You can also use a heart rate monitor (has to be a MyZone), though my instructor didn’t focus very much on that. There are two screens in the studio so you can keep track of it yourself, though if you are really into HR training you should pick a spot right in front of the screens because otherwise they are hard to see.

The class was tough, and the instructor Isaiah kept us on cue and upbeat. The moves were easy enough to follow and I loved that it was a focused class (shoulders/chest) rather than total body. I was tired at the end of class but not totally pooped. I found the workout tougher on strength than cardio, and would probably pair this with a run in the future.

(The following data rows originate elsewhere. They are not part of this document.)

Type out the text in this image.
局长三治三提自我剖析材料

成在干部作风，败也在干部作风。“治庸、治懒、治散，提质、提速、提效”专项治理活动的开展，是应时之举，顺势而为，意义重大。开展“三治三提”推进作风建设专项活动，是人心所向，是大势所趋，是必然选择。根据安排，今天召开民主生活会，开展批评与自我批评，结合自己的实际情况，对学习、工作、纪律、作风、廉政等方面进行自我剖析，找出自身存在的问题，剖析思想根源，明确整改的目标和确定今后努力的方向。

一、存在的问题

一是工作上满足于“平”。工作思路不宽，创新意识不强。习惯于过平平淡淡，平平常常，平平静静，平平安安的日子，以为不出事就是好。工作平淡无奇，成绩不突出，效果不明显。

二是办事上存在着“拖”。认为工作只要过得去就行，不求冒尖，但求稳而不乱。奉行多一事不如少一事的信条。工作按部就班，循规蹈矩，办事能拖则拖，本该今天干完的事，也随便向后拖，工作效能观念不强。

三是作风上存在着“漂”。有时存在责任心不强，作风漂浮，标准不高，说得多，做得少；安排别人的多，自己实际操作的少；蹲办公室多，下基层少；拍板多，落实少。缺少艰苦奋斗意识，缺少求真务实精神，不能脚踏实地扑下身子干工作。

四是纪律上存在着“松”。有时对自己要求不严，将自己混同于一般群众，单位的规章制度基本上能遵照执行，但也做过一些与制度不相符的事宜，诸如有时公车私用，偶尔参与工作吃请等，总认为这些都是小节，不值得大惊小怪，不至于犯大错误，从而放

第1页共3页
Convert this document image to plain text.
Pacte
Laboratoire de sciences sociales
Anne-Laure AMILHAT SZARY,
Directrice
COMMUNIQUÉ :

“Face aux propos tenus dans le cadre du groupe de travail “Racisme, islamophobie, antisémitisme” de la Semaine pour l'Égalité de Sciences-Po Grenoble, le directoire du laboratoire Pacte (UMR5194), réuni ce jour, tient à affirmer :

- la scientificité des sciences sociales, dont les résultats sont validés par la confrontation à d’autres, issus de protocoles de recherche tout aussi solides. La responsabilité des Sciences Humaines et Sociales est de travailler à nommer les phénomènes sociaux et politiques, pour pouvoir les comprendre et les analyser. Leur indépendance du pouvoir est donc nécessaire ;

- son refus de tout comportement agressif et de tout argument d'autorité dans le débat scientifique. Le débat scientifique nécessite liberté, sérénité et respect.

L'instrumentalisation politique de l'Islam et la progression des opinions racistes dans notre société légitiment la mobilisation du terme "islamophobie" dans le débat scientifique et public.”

  • they bring you a cool towel at the end, and this is heaven
  • great strength training with great attention to working the same muscle(s) in different ways
  • good instructor (mine was Isaiah) who read the room really well and pumped us up when we needed some pep and pushed us further when we needed a kick in the pants
  • nice, spacious setup with everything you need for class in one spot
  • awesome way to mix up your workout routine

Not My Favorite:

  • kind of a scene, though this may dissipate as the novelty wears off
  • tough to see the screens where heart rate and other data is displayed
  • a lot of bells and whistles, which I know jazzes some people up but kind of turns me off… just give me the workout, man!
  • high price point ($29-$39/class, depending on number of classes purchased)– I would pay $30/class for SolidCore because it is the world’s most insane workout… this was not that, and should be priced lower accordingly.
  • no locker rooms/shower– I sort-of snuck upstairs to use the main Vida showers (which are AH-mazing, btw), but I’m not really sure I was supposed to, so plan to shower somewhere else.

Bottom Line: I’d go back if I were really in a rut or if a friend really wanted to try it out, but I don’t see this becoming part of my regular routine.